Tulier-Pastewski v. State Board for Professional Medical Conduct

Rose, J.

Proceeding pursuant to CPLR article 78 (initiated in this Court pursuant to Public Health Law § 230-c [5]) to review a determination of the Administrative Review Board for Professional Medical Conduct which, inter alia, imposed a permanent restriction on petitioner’s license to practice medicine in New York.

Petitioner, a physician licensed to practice medicine in New York since 1994, was charged by the Bureau of Professional Medical Conduct with 11 specifications of misconduct. Following a hearing and administrative review, the Administrative Review Board for Professional Medical Conduct (hereinafter ARB) sustained findings of practicing medicine negligently on more than one occasion and fraudulent practice, and, among other things, permanently limited petitioner’s license to practice medicine in New York to a government-operated, facility-based practice. Petitioner then commenced this proceeding challenging the ARB’s determination

In reviewing a determination of the ARB, we are limited to ascertaining whether it has a rational basis and is factually supported (see Matter of Harris v Novello, 276 AD2d 848, 849 [2000]). A finding of negligence on more than one occasion will meet this standard if the evidence shows that the physician repeatedly “ ‘failed to exercise the care that a reasonably prudent physician would exercise under the circumstances’ ” (Matter of Gonzalez v New York State Dept. of Health, 232 AD2d 886, 889 [1996], lv denied 90 NY2d 801 [1997], quoting Matter of Bogdan v New York State Bd. for Professional Med. Conduct, 195 AD2d 86, 88 [1993], appeal dismissed and lv denied 83 NY2d 901 [1994]). In making this inquiry we will not decide credibility issues, as these are solely within the province of the administrative factfinder (see Matter of Bottros v DeBuono, 256 AD2d 1034, 1036 [1998]).

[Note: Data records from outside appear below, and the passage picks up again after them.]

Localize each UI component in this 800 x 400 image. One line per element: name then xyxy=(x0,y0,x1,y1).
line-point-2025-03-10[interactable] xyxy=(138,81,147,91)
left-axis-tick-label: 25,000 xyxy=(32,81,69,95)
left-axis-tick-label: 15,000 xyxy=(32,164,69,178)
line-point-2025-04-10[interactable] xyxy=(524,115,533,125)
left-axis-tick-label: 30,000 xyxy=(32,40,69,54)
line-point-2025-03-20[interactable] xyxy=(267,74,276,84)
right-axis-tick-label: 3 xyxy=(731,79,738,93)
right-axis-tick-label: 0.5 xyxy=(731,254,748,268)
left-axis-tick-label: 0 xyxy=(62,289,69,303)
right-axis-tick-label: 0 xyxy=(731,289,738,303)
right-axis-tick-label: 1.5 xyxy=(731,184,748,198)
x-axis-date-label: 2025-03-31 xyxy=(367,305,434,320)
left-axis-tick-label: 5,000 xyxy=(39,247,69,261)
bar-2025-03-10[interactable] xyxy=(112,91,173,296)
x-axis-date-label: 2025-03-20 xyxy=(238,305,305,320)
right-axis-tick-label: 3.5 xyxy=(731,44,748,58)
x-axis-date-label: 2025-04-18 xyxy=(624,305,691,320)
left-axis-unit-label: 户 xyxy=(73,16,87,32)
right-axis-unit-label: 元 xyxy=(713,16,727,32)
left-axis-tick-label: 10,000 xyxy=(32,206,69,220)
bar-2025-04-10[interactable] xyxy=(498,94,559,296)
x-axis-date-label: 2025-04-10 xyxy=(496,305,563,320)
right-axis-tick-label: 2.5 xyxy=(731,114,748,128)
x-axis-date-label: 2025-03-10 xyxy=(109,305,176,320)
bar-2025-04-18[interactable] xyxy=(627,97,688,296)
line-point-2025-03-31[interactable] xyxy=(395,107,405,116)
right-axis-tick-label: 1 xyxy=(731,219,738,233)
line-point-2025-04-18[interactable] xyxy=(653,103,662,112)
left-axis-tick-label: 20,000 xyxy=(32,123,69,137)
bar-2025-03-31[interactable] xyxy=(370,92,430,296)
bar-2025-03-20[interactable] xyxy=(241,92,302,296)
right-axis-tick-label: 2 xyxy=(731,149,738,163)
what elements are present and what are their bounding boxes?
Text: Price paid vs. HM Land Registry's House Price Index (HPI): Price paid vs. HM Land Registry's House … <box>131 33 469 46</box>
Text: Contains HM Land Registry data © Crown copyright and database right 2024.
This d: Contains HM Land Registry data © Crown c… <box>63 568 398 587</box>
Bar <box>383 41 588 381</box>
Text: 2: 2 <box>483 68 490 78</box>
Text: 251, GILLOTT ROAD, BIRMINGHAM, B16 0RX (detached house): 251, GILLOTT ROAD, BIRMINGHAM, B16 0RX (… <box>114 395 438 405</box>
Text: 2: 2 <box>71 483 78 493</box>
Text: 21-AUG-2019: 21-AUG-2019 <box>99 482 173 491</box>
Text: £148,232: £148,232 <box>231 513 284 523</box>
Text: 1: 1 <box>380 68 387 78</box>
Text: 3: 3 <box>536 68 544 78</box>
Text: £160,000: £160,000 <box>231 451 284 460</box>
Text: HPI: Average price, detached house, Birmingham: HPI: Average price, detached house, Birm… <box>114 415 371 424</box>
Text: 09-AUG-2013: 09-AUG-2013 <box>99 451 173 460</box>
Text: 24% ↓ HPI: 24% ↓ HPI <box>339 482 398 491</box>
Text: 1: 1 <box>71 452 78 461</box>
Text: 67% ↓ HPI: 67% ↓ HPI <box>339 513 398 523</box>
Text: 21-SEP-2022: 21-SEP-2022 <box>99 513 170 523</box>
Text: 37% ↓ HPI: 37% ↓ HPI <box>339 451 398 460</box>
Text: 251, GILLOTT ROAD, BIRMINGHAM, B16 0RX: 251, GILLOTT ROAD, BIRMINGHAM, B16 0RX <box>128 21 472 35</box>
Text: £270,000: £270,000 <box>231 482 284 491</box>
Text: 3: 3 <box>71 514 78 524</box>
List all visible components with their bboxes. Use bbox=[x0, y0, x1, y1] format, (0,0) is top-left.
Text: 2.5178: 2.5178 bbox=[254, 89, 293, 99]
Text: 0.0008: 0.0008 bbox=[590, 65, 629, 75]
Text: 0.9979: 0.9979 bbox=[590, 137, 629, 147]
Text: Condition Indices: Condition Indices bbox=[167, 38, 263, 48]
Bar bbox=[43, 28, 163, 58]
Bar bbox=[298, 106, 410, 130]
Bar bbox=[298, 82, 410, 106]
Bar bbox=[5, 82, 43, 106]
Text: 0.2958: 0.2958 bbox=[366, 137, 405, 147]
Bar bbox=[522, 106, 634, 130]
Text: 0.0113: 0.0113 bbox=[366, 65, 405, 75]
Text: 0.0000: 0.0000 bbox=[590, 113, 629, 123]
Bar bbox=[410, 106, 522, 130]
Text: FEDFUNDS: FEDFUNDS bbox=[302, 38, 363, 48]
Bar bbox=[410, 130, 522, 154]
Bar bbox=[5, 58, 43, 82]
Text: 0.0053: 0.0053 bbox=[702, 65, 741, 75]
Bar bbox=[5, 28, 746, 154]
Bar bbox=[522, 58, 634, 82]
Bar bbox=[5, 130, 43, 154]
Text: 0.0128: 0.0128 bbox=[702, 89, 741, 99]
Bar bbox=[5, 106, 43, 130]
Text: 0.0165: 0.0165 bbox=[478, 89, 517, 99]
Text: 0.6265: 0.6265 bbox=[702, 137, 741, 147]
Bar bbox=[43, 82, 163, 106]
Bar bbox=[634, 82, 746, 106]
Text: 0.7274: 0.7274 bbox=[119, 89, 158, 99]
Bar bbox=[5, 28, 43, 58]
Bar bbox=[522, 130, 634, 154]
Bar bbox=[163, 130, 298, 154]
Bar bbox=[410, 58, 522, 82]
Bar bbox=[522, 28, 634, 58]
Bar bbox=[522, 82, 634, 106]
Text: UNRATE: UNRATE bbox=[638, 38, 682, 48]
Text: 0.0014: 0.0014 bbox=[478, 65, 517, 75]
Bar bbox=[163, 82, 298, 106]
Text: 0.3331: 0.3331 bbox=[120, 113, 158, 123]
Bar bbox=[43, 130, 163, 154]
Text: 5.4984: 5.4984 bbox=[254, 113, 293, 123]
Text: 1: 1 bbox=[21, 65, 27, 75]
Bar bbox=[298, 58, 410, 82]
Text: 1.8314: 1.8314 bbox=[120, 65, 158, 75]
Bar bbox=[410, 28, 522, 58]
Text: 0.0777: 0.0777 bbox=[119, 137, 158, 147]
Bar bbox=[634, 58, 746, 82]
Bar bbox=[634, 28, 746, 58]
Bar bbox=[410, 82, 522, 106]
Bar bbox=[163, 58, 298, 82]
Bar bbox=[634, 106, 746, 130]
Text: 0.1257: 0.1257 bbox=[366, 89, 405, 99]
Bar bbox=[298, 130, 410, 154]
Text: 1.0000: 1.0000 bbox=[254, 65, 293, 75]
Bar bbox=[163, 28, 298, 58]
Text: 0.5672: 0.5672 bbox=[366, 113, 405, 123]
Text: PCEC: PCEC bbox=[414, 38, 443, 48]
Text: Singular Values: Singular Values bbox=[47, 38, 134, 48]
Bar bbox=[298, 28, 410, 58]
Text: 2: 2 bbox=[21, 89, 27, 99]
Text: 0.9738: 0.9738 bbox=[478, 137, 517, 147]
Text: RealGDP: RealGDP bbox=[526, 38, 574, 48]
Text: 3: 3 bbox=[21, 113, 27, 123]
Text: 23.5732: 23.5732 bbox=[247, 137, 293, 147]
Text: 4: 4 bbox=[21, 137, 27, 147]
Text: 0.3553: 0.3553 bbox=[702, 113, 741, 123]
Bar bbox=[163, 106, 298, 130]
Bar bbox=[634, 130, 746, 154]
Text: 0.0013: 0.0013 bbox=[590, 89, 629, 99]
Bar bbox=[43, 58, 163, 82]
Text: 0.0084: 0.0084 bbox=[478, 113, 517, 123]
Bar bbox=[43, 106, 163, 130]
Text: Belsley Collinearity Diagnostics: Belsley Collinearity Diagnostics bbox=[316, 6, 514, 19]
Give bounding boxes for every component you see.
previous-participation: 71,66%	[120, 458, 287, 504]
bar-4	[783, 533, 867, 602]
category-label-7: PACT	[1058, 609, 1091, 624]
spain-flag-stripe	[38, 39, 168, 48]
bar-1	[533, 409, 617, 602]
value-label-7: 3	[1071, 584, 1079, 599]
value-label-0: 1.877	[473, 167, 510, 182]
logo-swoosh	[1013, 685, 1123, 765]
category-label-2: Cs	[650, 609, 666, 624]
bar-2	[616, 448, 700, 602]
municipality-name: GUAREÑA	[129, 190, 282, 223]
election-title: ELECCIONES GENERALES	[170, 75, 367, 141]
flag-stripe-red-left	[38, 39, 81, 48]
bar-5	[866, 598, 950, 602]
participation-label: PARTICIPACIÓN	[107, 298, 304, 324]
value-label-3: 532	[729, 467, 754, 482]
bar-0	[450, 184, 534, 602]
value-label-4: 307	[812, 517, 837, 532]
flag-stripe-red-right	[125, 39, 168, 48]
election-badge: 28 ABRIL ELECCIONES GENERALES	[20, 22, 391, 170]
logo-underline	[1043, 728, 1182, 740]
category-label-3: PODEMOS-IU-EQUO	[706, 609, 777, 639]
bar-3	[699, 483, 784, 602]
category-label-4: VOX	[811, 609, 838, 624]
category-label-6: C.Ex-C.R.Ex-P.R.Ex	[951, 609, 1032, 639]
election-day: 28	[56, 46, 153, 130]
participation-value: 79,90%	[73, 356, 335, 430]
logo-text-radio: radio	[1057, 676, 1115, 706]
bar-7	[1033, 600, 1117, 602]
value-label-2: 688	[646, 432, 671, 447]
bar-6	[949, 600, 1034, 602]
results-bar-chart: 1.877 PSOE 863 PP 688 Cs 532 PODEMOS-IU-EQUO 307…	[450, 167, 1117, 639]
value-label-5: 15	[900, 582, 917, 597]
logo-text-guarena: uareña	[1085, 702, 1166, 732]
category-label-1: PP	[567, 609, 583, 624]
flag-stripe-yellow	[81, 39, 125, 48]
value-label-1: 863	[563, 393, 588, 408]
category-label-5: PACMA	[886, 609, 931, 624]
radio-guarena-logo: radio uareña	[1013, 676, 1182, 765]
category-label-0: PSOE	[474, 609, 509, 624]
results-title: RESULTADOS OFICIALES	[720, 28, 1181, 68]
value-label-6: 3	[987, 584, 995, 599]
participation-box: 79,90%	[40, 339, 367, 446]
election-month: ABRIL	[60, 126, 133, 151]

Initially, we find no basis to annul the ARB determination that petitioner negligently discharged patient A without first conducting a physical examination. This finding was based on the testimony of two hospital administrators and undisputed proof that petitioner recorded that patient A was alert during the purported examination when the patient was actually sedated and asleep. As to patients C, E and F, the evidence indicates that petitioner failed to properly document their medi*920cal histories and current physical status. As to patient C, petitioner also failed to document her treatment plan and prescribed a contraindicated medication. As to patient E, petitioner failed to note pertinent cardiac conditions, such as the type and degree of chest pain. As to patient F, petitioner failed to describe the patient’s prior cardiac surgery and current cardiac status, and ordered specialty consultations not warranted by the patient’s condition.

Petitioner contends that evidence of failure to document will not support findings of negligence because there was no expert testimony that her omissions actually caused, or created a risk of, harm to a patient. Here, however, an expert witness testified that the missing information as to patients C and E was needed for proper assessment of patient condition and choice of treatment. This testimony, together with the obvious importance of cardiac information when treating patients with chest pain, provides a rational basis for the ARB’s conclusion that petitioner’s deficient medical record keeping could have affected patient treatment (see Matter of Youssef v State Bd. for Professional Med. Conduct, 6 AD3d 824, 825 [2004]).

As to the remaining specification of fraudulent practice, the ARB was free to credit the testimony of hospital personnel that petitioner resigned after being warned of disciplinary action and reject petitioner’s claim that she omitted the resignation from her New York registration application because she had resigned for other reasons (see e.g. Matter of Katz v Novello, 292 AD2d 652, 654-655 [2002], lv denied 98 NY2d 613 [2002]).

Finally, in view of the ARB’s findings that petitioner’s poor communication skills and the stress of conducting a private practice while also working at more than one hospital affected her ability to practice, the restriction on petitioner’s license is within its authority and does not strike us as being a shockingly disproportionate penalty.

Peters, J.P., Mugglin, Lahtinen and Kane, JJ., concur. Adjudged that the determination is confirmed, without costs, and petition dismissed.